Read the poem, didn’t quite know what to make of it, read your context and *boom*
“Our sentries, whose holocaust does not end” evokes much
Some of the faces captured on the video accompanying “Sawmill Towns” remind me of those photos from the Great Depression, especially the ones collected in rural America.
Again, thanks.
So just who were Banjo Patterson, Henry Lawson and Dorathea McKellar?
If Les Murray was Australia’s greatest poet then Patterson, Lawson and McKellar were just amateurs.
Look, Les Murray was a middle of the road average poet. Pure and simple.
My Country, a land of sweeping plains, of ragged mountain ranges, of droughts and flooding rains.
Had never read Murray
Till just now, a speed-scan:
Found I could do without.
Never read Murray, but “Till just now, a speed-scan” wouldn’t do it to judge his worth, methinks.
Makes you sound like an ignorant f**kwit, electme.

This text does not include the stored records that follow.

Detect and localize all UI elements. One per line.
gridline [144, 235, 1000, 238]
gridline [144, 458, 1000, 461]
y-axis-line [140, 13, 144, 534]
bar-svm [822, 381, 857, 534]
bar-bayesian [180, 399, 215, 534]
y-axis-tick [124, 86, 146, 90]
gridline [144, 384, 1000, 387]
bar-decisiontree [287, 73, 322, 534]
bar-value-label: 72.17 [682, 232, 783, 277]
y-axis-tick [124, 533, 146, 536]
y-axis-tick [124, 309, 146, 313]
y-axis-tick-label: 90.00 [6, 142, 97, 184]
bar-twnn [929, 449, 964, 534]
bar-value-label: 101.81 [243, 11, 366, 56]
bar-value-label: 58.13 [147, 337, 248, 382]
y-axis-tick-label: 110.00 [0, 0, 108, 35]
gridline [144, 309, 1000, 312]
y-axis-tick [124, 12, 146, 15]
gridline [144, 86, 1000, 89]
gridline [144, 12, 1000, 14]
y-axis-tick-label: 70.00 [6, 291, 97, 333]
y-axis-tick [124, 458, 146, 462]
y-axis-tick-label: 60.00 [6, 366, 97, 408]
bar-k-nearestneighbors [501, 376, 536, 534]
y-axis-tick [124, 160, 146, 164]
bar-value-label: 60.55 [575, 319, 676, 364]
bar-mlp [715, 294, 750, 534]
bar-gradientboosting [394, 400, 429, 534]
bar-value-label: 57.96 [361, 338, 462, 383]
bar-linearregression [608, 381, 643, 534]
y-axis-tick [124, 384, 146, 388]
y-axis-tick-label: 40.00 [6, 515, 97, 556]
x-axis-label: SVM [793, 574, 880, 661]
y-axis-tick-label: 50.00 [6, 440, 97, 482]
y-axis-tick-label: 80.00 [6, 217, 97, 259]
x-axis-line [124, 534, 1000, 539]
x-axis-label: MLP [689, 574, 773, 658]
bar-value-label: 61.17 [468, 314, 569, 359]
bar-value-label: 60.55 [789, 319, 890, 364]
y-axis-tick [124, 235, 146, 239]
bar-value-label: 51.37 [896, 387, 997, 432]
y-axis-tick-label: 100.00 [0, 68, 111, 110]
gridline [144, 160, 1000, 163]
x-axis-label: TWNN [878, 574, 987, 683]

patterson and lawson were utterly minor poets of their era. and ours. murray was transformative and recognised as duch.
mackellar is just ghastly.
I agree with you GR, and I didn’t even know he could pass for a Netherlander. How transformative is that?
Not one person in a hundred would be able to recite the FIRST verse of Mackellar’s ‘My Country’. (Hint it is not about sun, drought & sweeping plains.)
Oddly, it only ranks 2nd in the usual favs list – topped by Slessor’s dreary “Five Bells”.
Margaret and electme, Les was a man/poet who stood up for you both. Be a bit more generous.
You both epitomise the reason the rest of us wondered why he bothered.
He is/will be our best ever for a very long time.
And Mr Rundle, who are you kidding, ‘he lived in a land which has never willingly taken a single poem to its heart.’ ?
Five Bells has been our secular hymn to the dead for a very long time.
yes, but how many people know it, are moved by it, could recite a line of it?
Not me Guy, born and educated in Australia, 72 years old. Never heard of it. Googled it and couldn’t quicly find the actual words.
Ken Slessor, surely..?????
Oh sorry….my bugger up. Thought you meant of Les’s. ‘Pols.
Can only say that when the ABC conducted a survey some time ago, for everyone’s favourite poem, Five Bells came out a clear winner.
A.D. Hopes’ (sic) ‘Australia’ is, let’s face it, a Qantas ad …
A Qantas ad?
“And her five cities, like five teeming sores,
Each drains her; a vast parasite robber-state
Where second-hand Europeans pullulate
Timidly on the edge of alien shores.”
Teeming and pullulate mean the same thing. Hope went for pullulating only cos he didn’t have the guts to go for the obvious alliteration (talking timid). But either way, it’s lame. Maggots and germs teem, there’s nothing timid about it.
Les knew better.
I’d probably agree – though it’s an interesting poem to analyse. But still, maggots and germs, hardly a Qantas ad.